3 de setembro de 2010

O afiador de facas

homem afiador de facas - cronica rosane

Personagem de minha infância e completamente esquecido, o afiador de facas de repente, é resgatado na memória por um alto e bom som estridente vindo da rua. Surpresa, corri à janela mais próxima, pois achei inacreditável que essa figura ainda existisse nos dias de hoje. Ainda mais, circulando pelas ruas de uma capital e numa época tão improvável, cuja cartilha do descartável está incorporada aos hábitos urbanos.

Mas sim, ele estava lá em sua bicicleta e com todos os aparatos necessários à profissão. Curiosa, fiquei à espera dos acontecimentos. A paciência com que aguardava me fazia crer estar ele confiante em sua freguesia.

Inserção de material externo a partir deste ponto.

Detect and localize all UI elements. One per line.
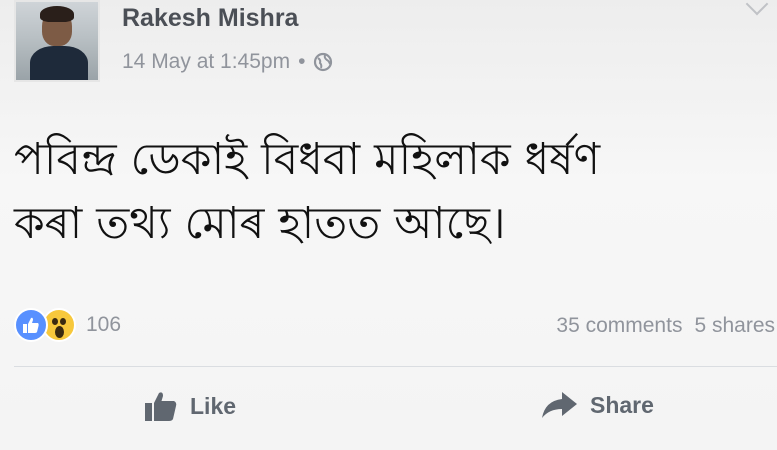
like-reaction-icon — [14, 308, 48, 342]
reactions-summary[interactable]: 106 — [14, 308, 121, 342]
author-name[interactable]: Rakesh Mishra — [122, 4, 298, 33]
chevron-down-icon[interactable] — [745, 0, 769, 16]
like-label: Like — [190, 392, 237, 419]
post-stats: 106 35 comments 5 shares — [0, 304, 777, 350]
post-timestamp[interactable]: 14 May at 1:45pm — [122, 50, 290, 74]
divider — [14, 366, 777, 367]
globe-icon — [314, 52, 333, 72]
post-header: Rakesh Mishra 14 May at 1:45pm • — [0, 0, 777, 100]
engagement-counts: 35 comments 5 shares — [556, 314, 775, 338]
share-arrow-icon — [542, 392, 577, 418]
wow-mouth — [55, 326, 64, 338]
post-text-line: কৰা তথ্য মোৰ হাতত আছে। — [14, 198, 506, 249]
comments-count-link[interactable]: 35 comments — [556, 314, 682, 338]
shares-count-link[interactable]: 5 shares — [694, 314, 775, 338]
share-button[interactable]: Share — [540, 390, 654, 420]
like-button[interactable]: Like — [144, 390, 236, 422]
avatar-hair — [40, 6, 74, 22]
avatar[interactable] — [14, 0, 100, 82]
reaction-count: 106 — [86, 313, 122, 336]
wow-eye — [52, 318, 58, 325]
post-actions: Like Share — [0, 380, 777, 444]
thumbs-up-icon — [23, 317, 39, 333]
thumbs-up-icon — [145, 392, 177, 421]
facebook-post: Rakesh Mishra 14 May at 1:45pm • পবিন্দ্… — [0, 0, 777, 450]
wow-eye — [60, 318, 66, 325]
post-text-line: পবিন্দ্র ডেকাই বিধবা মহিলাক ধৰ্ষণ — [14, 134, 601, 185]
avatar-shirt — [30, 46, 88, 80]
meta-separator: • — [298, 50, 306, 73]
post-meta: 14 May at 1:45pm • — [122, 50, 333, 74]
share-label: Share — [590, 391, 654, 418]
post-text: পবিন্দ্র ডেকাই বিধবা মহিলাক ধৰ্ষণ কৰা তথ… — [14, 128, 764, 256]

homem afiador de facas  2- cronica rosane

 

E não deu outra. Poucos minutos depois foram surgindo algumas pessoas com facas para amolar. Numa cena típica de cidade interiorana, entre um e outro trabalho eu podia perceber que conversa amavelmente com a freguesia.

Quando criança, eu chegava quase temer o afiador de facas. Embora o sibilo do objeto usado por ele para atrair a atenção (e que até hoje não sei se é corneta, flauta, apito ou outro), encantasse-me, punha-me a criar histórias mirabolantes de terror: talvez fosse ele um malvado que cortasse criancinhas. Ou as velhinhas em suas velhas e solitárias casas para roubar seus colares de pérolas e aneis de ouro com rubi ou esmeralda.

Por outras, associava-o a um encantador de serpentes. Aí, sim, construía uma bela ficção onde ele encantava não apenas esses repteis, mas também pessoas para o circo.

Ah, o circo! Esse era um capítulo à parte em minha criancice. Angustiava-me ver os animais enjaulados e fugia de minha mãe para ir à Praça Tamandaré, geralmente o lugar onde eles se instalavam, para conversar com leões, chipanzés, tigres, elefantes... Todavia, adorava o teatro onde o palhaço era a figura principal.

Em minha ingenuidade imaginativa, as pessoas hipnotizadas pelo encantador de serpentes eram arrebatadas para o teatro itinerante e com ele, saíam pelo mundo a conhecer lugares lindos, a ter contatos com outros povos, outras culturas e a viverem felizes para sempre.

Perdida nas divagações resgatadas da infância voltei à cena presente lembrando-me de que eu também tinha uma quantidade considerável de objetos a serem afiados.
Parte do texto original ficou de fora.